As we recently reported, IBM Corp. has announced that it will purchase medical imaging company Merge Healthcare for $1 billion, but as you may not know, this has significant implications for Watson, the supercomputer that rose to fame after trouncing Jeopardy! stars like Ken Jennings.

The reason why this is a big deal is that the new acquisition will be combined with IBM’s own health analytics unit, the same one where Watson works when he’s not answering trivia questions on a popular game show,¬†according to a Reuters report.

As many people might not know, Watson wasn’t just a show of technology or a fun experiment for IBM — it’s serious business in the health world. Watson’s ability to recognize normal speech and comb through immense amounts of data is what makes it so useful in the medical world. This new unit could give Watson the tools to become even more effective, which is why IBM made the move.

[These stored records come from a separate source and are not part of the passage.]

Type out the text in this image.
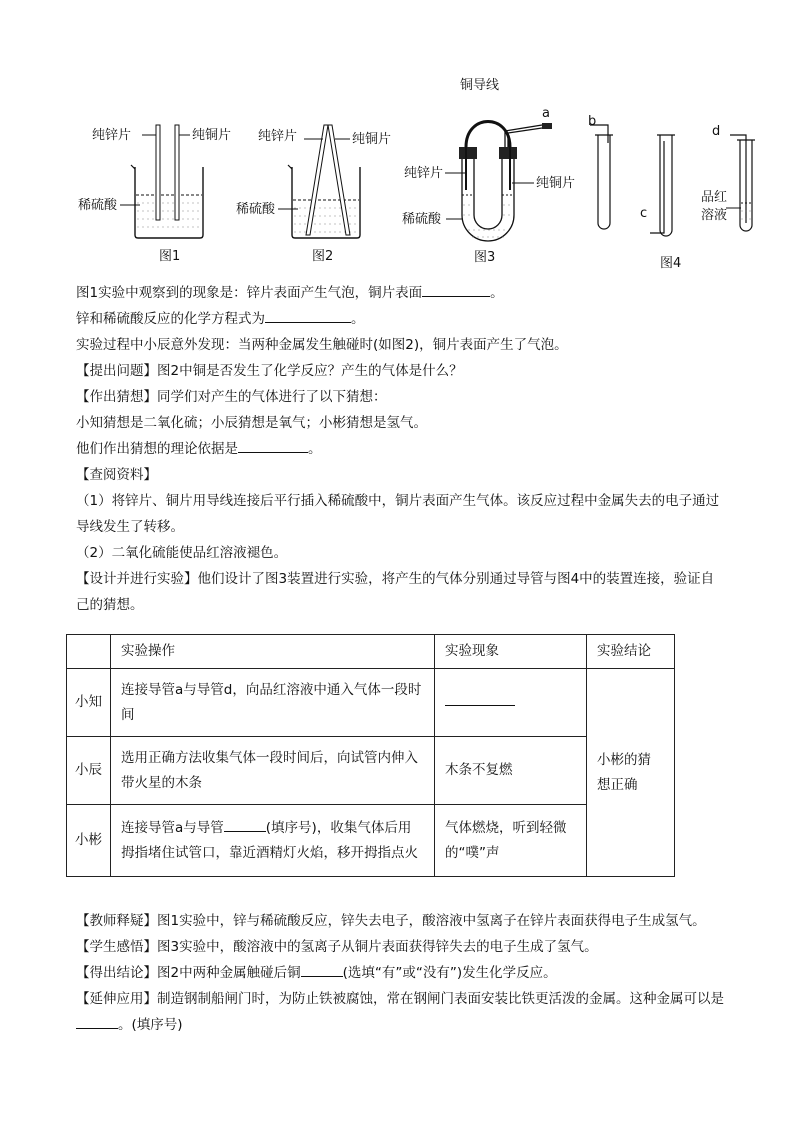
纯锌片	纯铜片
稀硫酸
图1
纯锌片	纯铜片
稀硫酸
图2
铜导线
a
纯锌片
纯铜片
稀硫酸
图3
b
c
d
品红
溶液
图4
图1实验中观察到的现象是：锌片表面产生气泡，铜片表面	。
锌和稀硫酸反应的化学方程式为	。
实验过程中小辰意外发现：当两种金属发生触碰时(如图2)，铜片表面产生了气泡。
【提出问题】图2中铜是否发生了化学反应？产生的气体是什么？
【作出猜想】同学们对产生的气体进行了以下猜想：
小知猜想是二氧化硫；小辰猜想是氧气；小彬猜想是氢气。
他们作出猜想的理论依据是	。
【查阅资料】
（1）将锌片、铜片用导线连接后平行插入稀硫酸中，铜片表面产生气体。该反应过程中金属失去的电子通过导线发生了转移。
（2）二氧化硫能使品红溶液褪色。
【设计并进行实验】他们设计了图3装置进行实验，将产生的气体分别通过导管与图4中的装置连接，验证自己的猜想。
	实验操作	实验现象	实验结论
小知	连接导管a与导管d，向品红溶液中通入气体一段时间		小彬的猜想正确
小辰	选用正确方法收集气体一段时间后，向试管内伸入带火星的木条	木条不复燃	
小彬	连接导管a与导管 (填序号)，收集气体后用拇指堵住试管口，靠近酒精灯火焰，移开拇指点火	气体燃烧，听到轻微的“噗”声	
【教师释疑】图1实验中，锌与稀硫酸反应，锌失去电子，酸溶液中氢离子在锌片表面获得电子生成氢气。
【学生感悟】图3实验中，酸溶液中的氢离子从铜片表面获得锌失去的电子生成了氢气。
【得出结论】图2中两种金属触碰后铜	(选填“有”或“没有”)发生化学反应。
【延伸应用】制造钢制船闸门时，为防止铁被腐蚀，常在钢闸门表面安装比铁更活泼的金属。这种金属可以是。(填序号)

Data and images that have been collected by Merge Healthcare’s medical imaging management platform will be combined with Watson’s cloud-based healthcare system, letting it analyze a huge amount of data while handling tough questions in a natural language, which could help physicians digest medical and family history data from patients, and then instantly combine it with available clinical research.

This could provide high-quality care to patients that is also cost-effective, and it’s the latest attempt by IBM to carve out market share in the healthcare information technology sector, it being the third time the company has acquired another company ever since launching “Watson Health” this spring. IBM will now have access to 7,500 healthcare sites around the country with this move.

Watson is essentially an artificial intelligence system that can answer questions that are posed in a natural language. It was developed as part of the DeepQA project by IBM, and was named after IBM’s first CEO, Thomas J. Watson.